Denpasar – Dilema bendesa adat nyaleg (mencalonkan diri sebagai calon anggota legislatif) tengah diperbincangkan hangat di masyarakat menjelang perhelatan demokrasi yang akan tiba pada tahun 2024 mendatang.

Menyikapi polemik tersebut, Petajuh (Wakil Ketua) Bendesa Agung Bidang Kelembagaan dan Sumber Daya Manusia, Majelis Desa Adat (MDA) Provinsi Bali, Dr. Made Wena menegaskan, sepanjang memenuhi syarat dalam Undang-Undang maka siapa saja dapat mengajukan diri sebagai calon legislatif.

“Tidak ada larangan bagi setiap orang yang meskipun menjadi bendesa atau kelihan adat atau sebutan lain desa adat untuk menjadi caleg,” ungkap Dr Wena saat diwawancarai wacanabali.com via telepon, Minggu (7/5/2023).

Pihaknya turut menerangkan, desa adat memiliki hak otonom untuk mengatur dirinya masing-masing. Namun, sebagai sebagai kesatuan masyarakat hukum adat Bali, MDA juga memiliki kewenangan untuk mengatur sepanjang menyangkut konteks Bali mawecara (norma adat istiadat)

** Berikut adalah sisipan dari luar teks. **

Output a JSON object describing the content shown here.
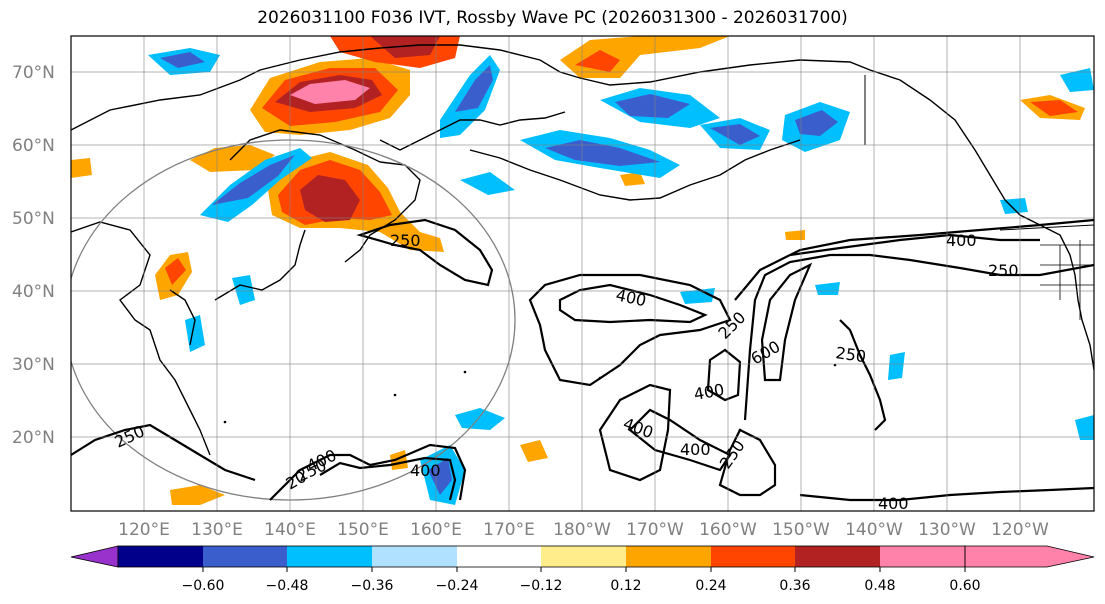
{
  "title": "2026031100 F036 IVT, Rossby Wave PC (2026031300 - 2026031700)",
  "lat_labels": [
    "70°N",
    "60°N",
    "50°N",
    "40°N",
    "30°N",
    "20°N"
  ],
  "lon_labels": [
    "120°E",
    "130°E",
    "140°E",
    "150°E",
    "160°E",
    "170°E",
    "180°W",
    "170°W",
    "160°W",
    "150°W",
    "140°W",
    "130°W",
    "120°W"
  ],
  "contour_labels": [
    "250",
    "400",
    "400",
    "250",
    "600",
    "250",
    "250",
    "400",
    "250",
    "400",
    "20",
    "400",
    "400",
    "250",
    "250",
    "400",
    "400"
  ],
  "colorbar": {
    "tick_labels": [
      "−0.60",
      "−0.48",
      "−0.36",
      "−0.24",
      "−0.12",
      "0.12",
      "0.24",
      "0.36",
      "0.48",
      "0.60"
    ],
    "colors": [
      "#9932cc",
      "#00008b",
      "#3a5fcd",
      "#00bfff",
      "#b0e2ff",
      "#ffffff",
      "#ffec8b",
      "#ffa500",
      "#ff4500",
      "#b22222",
      "#ff82ab"
    ]
  }
}
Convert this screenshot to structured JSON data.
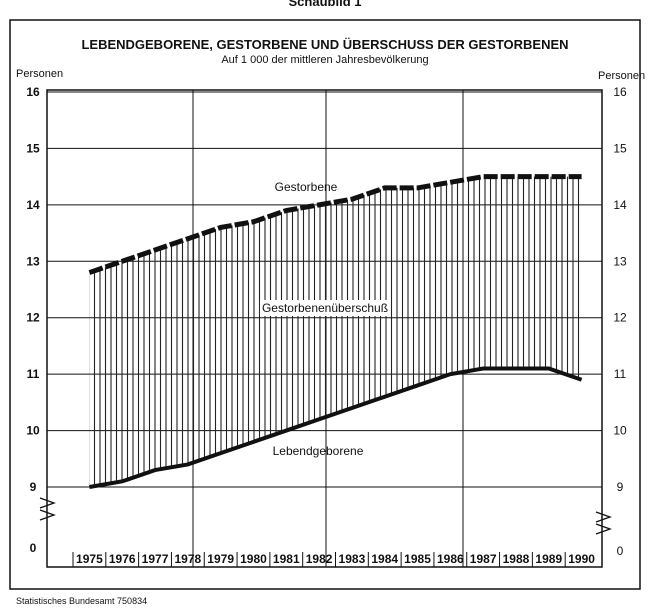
{
  "chart_data": {
    "type": "area-between",
    "header": "Schaubild 1",
    "title": "LEBENDGEBORENE, GESTORBENE UND ÜBERSCHUSS DER GESTORBENEN",
    "subtitle": "Auf 1 000 der mittleren Jahresbevölkerung",
    "ylabel_left": "Personen",
    "ylabel_right": "Personen",
    "categories": [
      "1975",
      "1976",
      "1977",
      "1978",
      "1979",
      "1980",
      "1981",
      "1982",
      "1983",
      "1984",
      "1985",
      "1986",
      "1987",
      "1988",
      "1989",
      "1990"
    ],
    "series": [
      {
        "name": "Gestorbene",
        "color": "#111111",
        "values": [
          12.8,
          13.0,
          13.2,
          13.4,
          13.6,
          13.7,
          13.9,
          14.0,
          14.1,
          14.3,
          14.3,
          14.4,
          14.5,
          14.5,
          14.5,
          14.5
        ]
      },
      {
        "name": "Lebendgeborene",
        "color": "#111111",
        "values": [
          9.0,
          9.1,
          9.3,
          9.4,
          9.6,
          9.8,
          10.0,
          10.2,
          10.4,
          10.6,
          10.8,
          11.0,
          11.1,
          11.1,
          11.1,
          10.9
        ]
      }
    ],
    "area_label": "Gestorbenenüberschuß",
    "ylim": [
      9,
      16
    ],
    "yticks": [
      9,
      10,
      11,
      12,
      13,
      14,
      15,
      16
    ],
    "ybreak_tick": 0,
    "grid": true,
    "source": "Statistisches Bundesamt 750834"
  }
}
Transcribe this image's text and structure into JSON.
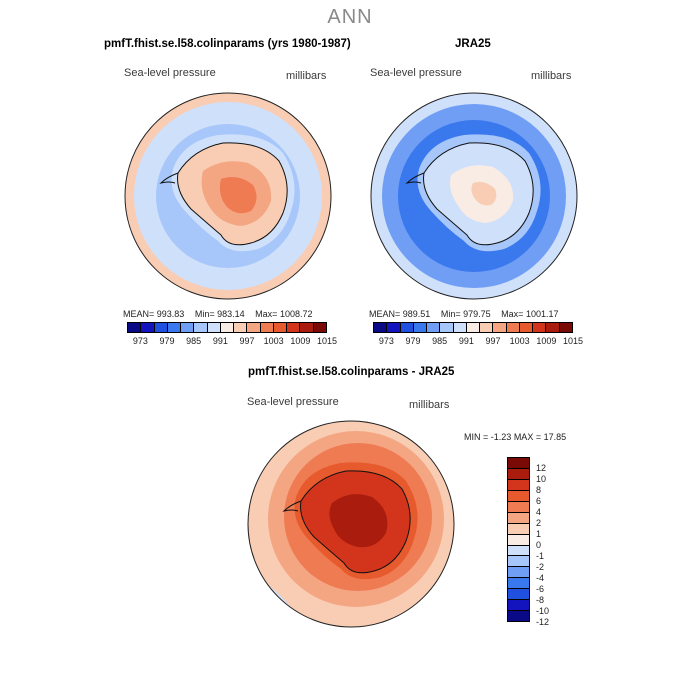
{
  "figure_title": "ANN",
  "palette": {
    "diverging": [
      "#0a0a86",
      "#1414be",
      "#2050e0",
      "#3a78ee",
      "#6f9ef4",
      "#a7c6f9",
      "#cfe0fb",
      "#f8ece4",
      "#f8cdb4",
      "#f4a683",
      "#ef7b53",
      "#e65a2e",
      "#d2351c",
      "#aa1d0e",
      "#7a0a05"
    ]
  },
  "chart_data": [
    {
      "type": "heatmap",
      "projection": "south-polar-stereographic",
      "title": "pmfT.fhist.se.l58.colinparams (yrs 1980-1987)",
      "field_label": "Sea-level pressure",
      "units": "millibars",
      "stats": {
        "mean_label": "MEAN=",
        "mean": "993.83",
        "min_label": "Min=",
        "min": "983.14",
        "max_label": "Max=",
        "max": "1008.72"
      },
      "colorbar": {
        "orientation": "horizontal",
        "tick_labels": [
          "973",
          "979",
          "985",
          "991",
          "997",
          "1003",
          "1009",
          "1015"
        ]
      },
      "field_summary": {
        "ocean_ring_mb": 989,
        "antarctic_interior_mb": 1003,
        "outer_edge_mb": 997
      }
    },
    {
      "type": "heatmap",
      "projection": "south-polar-stereographic",
      "title": "JRA25",
      "field_label": "Sea-level pressure",
      "units": "millibars",
      "stats": {
        "mean_label": "MEAN=",
        "mean": "989.51",
        "min_label": "Min=",
        "min": "979.75",
        "max_label": "Max=",
        "max": "1001.17"
      },
      "colorbar": {
        "orientation": "horizontal",
        "tick_labels": [
          "973",
          "979",
          "985",
          "991",
          "997",
          "1003",
          "1009",
          "1015"
        ]
      },
      "field_summary": {
        "ocean_ring_mb": 983,
        "antarctic_interior_mb": 994,
        "outer_edge_mb": 992
      }
    },
    {
      "type": "heatmap",
      "projection": "south-polar-stereographic",
      "title": "pmfT.fhist.se.l58.colinparams - JRA25",
      "field_label": "Sea-level pressure",
      "units": "millibars",
      "stats": {
        "min_label": "MIN =",
        "min": "-1.23",
        "max_label": "MAX =",
        "max": "17.85"
      },
      "colorbar": {
        "orientation": "vertical",
        "tick_labels": [
          "12",
          "10",
          "8",
          "6",
          "4",
          "2",
          "1",
          "0",
          "-1",
          "-2",
          "-4",
          "-6",
          "-8",
          "-10",
          "-12"
        ]
      },
      "field_summary": {
        "ocean_ring_mb": 5,
        "antarctic_interior_mb": 9,
        "outer_edge_mb": 2
      }
    }
  ]
}
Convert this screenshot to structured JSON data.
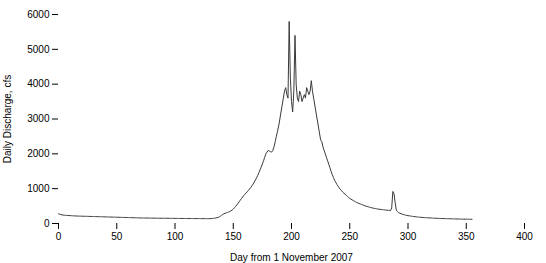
{
  "chart_data": {
    "type": "line",
    "xlabel": "Day from 1 November 2007",
    "ylabel": "Daily Discharge, cfs",
    "color": "#3a3a3a",
    "xlim": [
      0,
      400
    ],
    "ylim": [
      0,
      6000
    ],
    "xticks": [
      0,
      50,
      100,
      150,
      200,
      250,
      300,
      350,
      400
    ],
    "yticks": [
      0,
      1000,
      2000,
      3000,
      4000,
      5000,
      6000
    ],
    "x": [
      0,
      1,
      2,
      3,
      4,
      5,
      6,
      7,
      8,
      9,
      10,
      11,
      12,
      13,
      14,
      15,
      16,
      17,
      18,
      19,
      20,
      21,
      22,
      23,
      24,
      25,
      26,
      27,
      28,
      29,
      30,
      31,
      32,
      33,
      34,
      35,
      36,
      37,
      38,
      39,
      40,
      41,
      42,
      43,
      44,
      45,
      46,
      47,
      48,
      49,
      50,
      51,
      52,
      53,
      54,
      55,
      56,
      57,
      58,
      59,
      60,
      61,
      62,
      63,
      64,
      65,
      66,
      67,
      68,
      69,
      70,
      71,
      72,
      73,
      74,
      75,
      76,
      77,
      78,
      79,
      80,
      81,
      82,
      83,
      84,
      85,
      86,
      87,
      88,
      89,
      90,
      91,
      92,
      93,
      94,
      95,
      96,
      97,
      98,
      99,
      100,
      101,
      102,
      103,
      104,
      105,
      106,
      107,
      108,
      109,
      110,
      111,
      112,
      113,
      114,
      115,
      116,
      117,
      118,
      119,
      120,
      121,
      122,
      123,
      124,
      125,
      126,
      127,
      128,
      129,
      130,
      131,
      132,
      133,
      134,
      135,
      136,
      137,
      138,
      139,
      140,
      141,
      142,
      143,
      144,
      145,
      146,
      147,
      148,
      149,
      150,
      151,
      152,
      153,
      154,
      155,
      156,
      157,
      158,
      159,
      160,
      161,
      162,
      163,
      164,
      165,
      166,
      167,
      168,
      169,
      170,
      171,
      172,
      173,
      174,
      175,
      176,
      177,
      178,
      179,
      180,
      181,
      182,
      183,
      184,
      185,
      186,
      187,
      188,
      189,
      190,
      191,
      192,
      193,
      194,
      195,
      196,
      197,
      198,
      199,
      200,
      201,
      202,
      203,
      204,
      205,
      206,
      207,
      208,
      209,
      210,
      211,
      212,
      213,
      214,
      215,
      216,
      217,
      218,
      219,
      220,
      221,
      222,
      223,
      224,
      225,
      226,
      227,
      228,
      229,
      230,
      231,
      232,
      233,
      234,
      235,
      236,
      237,
      238,
      239,
      240,
      241,
      242,
      243,
      244,
      245,
      246,
      247,
      248,
      249,
      250,
      251,
      252,
      253,
      254,
      255,
      256,
      257,
      258,
      259,
      260,
      261,
      262,
      263,
      264,
      265,
      266,
      267,
      268,
      269,
      270,
      271,
      272,
      273,
      274,
      275,
      276,
      277,
      278,
      279,
      280,
      281,
      282,
      283,
      284,
      285,
      286,
      287,
      288,
      289,
      290,
      291,
      292,
      293,
      294,
      295,
      296,
      297,
      298,
      299,
      300,
      301,
      302,
      303,
      304,
      305,
      306,
      307,
      308,
      309,
      310,
      311,
      312,
      313,
      314,
      315,
      316,
      317,
      318,
      319,
      320,
      321,
      322,
      323,
      324,
      325,
      326,
      327,
      328,
      329,
      330,
      331,
      332,
      333,
      334,
      335,
      336,
      337,
      338,
      339,
      340,
      341,
      342,
      343,
      344,
      345,
      346,
      347,
      348,
      349,
      350,
      351,
      352,
      353,
      354,
      355
    ],
    "values": [
      280,
      265,
      255,
      248,
      242,
      238,
      235,
      232,
      230,
      228,
      226,
      224,
      222,
      220,
      218,
      216,
      214,
      213,
      212,
      211,
      210,
      209,
      208,
      207,
      206,
      205,
      204,
      203,
      202,
      201,
      200,
      199,
      198,
      197,
      196,
      195,
      194,
      193,
      192,
      191,
      190,
      189,
      188,
      187,
      186,
      185,
      184,
      183,
      182,
      181,
      180,
      179,
      178,
      177,
      176,
      175,
      174,
      173,
      172,
      171,
      170,
      169,
      168,
      167,
      166,
      165,
      164,
      163,
      162,
      161,
      160,
      160,
      159,
      158,
      158,
      157,
      157,
      156,
      156,
      155,
      155,
      154,
      154,
      153,
      153,
      152,
      152,
      151,
      151,
      150,
      150,
      150,
      149,
      149,
      149,
      148,
      148,
      148,
      147,
      147,
      147,
      146,
      146,
      146,
      145,
      145,
      145,
      144,
      144,
      144,
      143,
      143,
      143,
      143,
      142,
      142,
      142,
      142,
      141,
      141,
      141,
      141,
      140,
      140,
      140,
      140,
      140,
      139,
      139,
      139,
      140,
      142,
      145,
      148,
      152,
      158,
      165,
      175,
      190,
      210,
      235,
      260,
      280,
      295,
      305,
      318,
      330,
      345,
      362,
      385,
      415,
      450,
      490,
      530,
      575,
      620,
      668,
      715,
      760,
      800,
      840,
      875,
      910,
      950,
      990,
      1030,
      1080,
      1130,
      1190,
      1250,
      1310,
      1380,
      1460,
      1540,
      1620,
      1710,
      1800,
      1900,
      2000,
      2050,
      2100,
      2080,
      2060,
      2050,
      2100,
      2200,
      2350,
      2500,
      2650,
      2800,
      3000,
      3200,
      3400,
      3600,
      3800,
      3900,
      3700,
      3600,
      5800,
      4200,
      3500,
      3200,
      3800,
      5400,
      4000,
      3600,
      3500,
      3800,
      3700,
      3500,
      3600,
      3700,
      3600,
      3900,
      3800,
      3700,
      3800,
      4100,
      3800,
      3600,
      3400,
      3200,
      3000,
      2800,
      2600,
      2400,
      2350,
      2200,
      2100,
      2000,
      1900,
      1800,
      1700,
      1600,
      1500,
      1400,
      1320,
      1240,
      1180,
      1120,
      1070,
      1020,
      980,
      940,
      900,
      870,
      840,
      810,
      780,
      750,
      720,
      700,
      680,
      660,
      640,
      620,
      605,
      590,
      575,
      560,
      548,
      535,
      522,
      510,
      498,
      488,
      478,
      468,
      458,
      450,
      442,
      434,
      428,
      422,
      416,
      410,
      406,
      402,
      398,
      394,
      390,
      386,
      382,
      378,
      374,
      370,
      450,
      920,
      850,
      600,
      380,
      340,
      310,
      295,
      280,
      268,
      258,
      248,
      240,
      233,
      226,
      220,
      215,
      210,
      205,
      200,
      196,
      192,
      188,
      184,
      181,
      178,
      175,
      172,
      170,
      167,
      165,
      163,
      161,
      159,
      157,
      155,
      153,
      151,
      150,
      148,
      147,
      145,
      144,
      143,
      142,
      141,
      140,
      139,
      138,
      137,
      136,
      135,
      134,
      133,
      132,
      131,
      130,
      129,
      128,
      127,
      126,
      125,
      125,
      124,
      124,
      123,
      123,
      122,
      122,
      121
    ]
  }
}
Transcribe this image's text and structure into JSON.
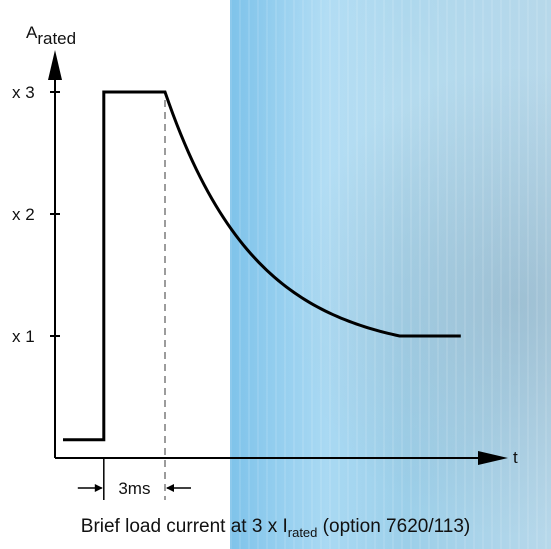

Baca Juga  Gas Subsidi Langka di Bali, Polisi Curigai ada Penimbun

MDA disebutkan telah mewajibkan setiap desa adat membentuk pararem (keputusan adat) dengan memperhatikan setiap bendesa/kelihan desa untuk tidak terlibat sebagai pengurus partai politik termasuk juga caleg.

“Syarat penting sebagaimana diputuskan dalam Pasamuhan Agung MDA Bali No.12 Tahun 2021 adalah syarat yang dapat dipertimbangkan oleh desa adat masing-masing, bukan merupakan syarat wajib,” tandasnya.

Kendati demikian, Dr Wena turut menjelaskan, hal tersebut tentu berlaku berbeda dengan pengurus MDA di setiap tingkatan.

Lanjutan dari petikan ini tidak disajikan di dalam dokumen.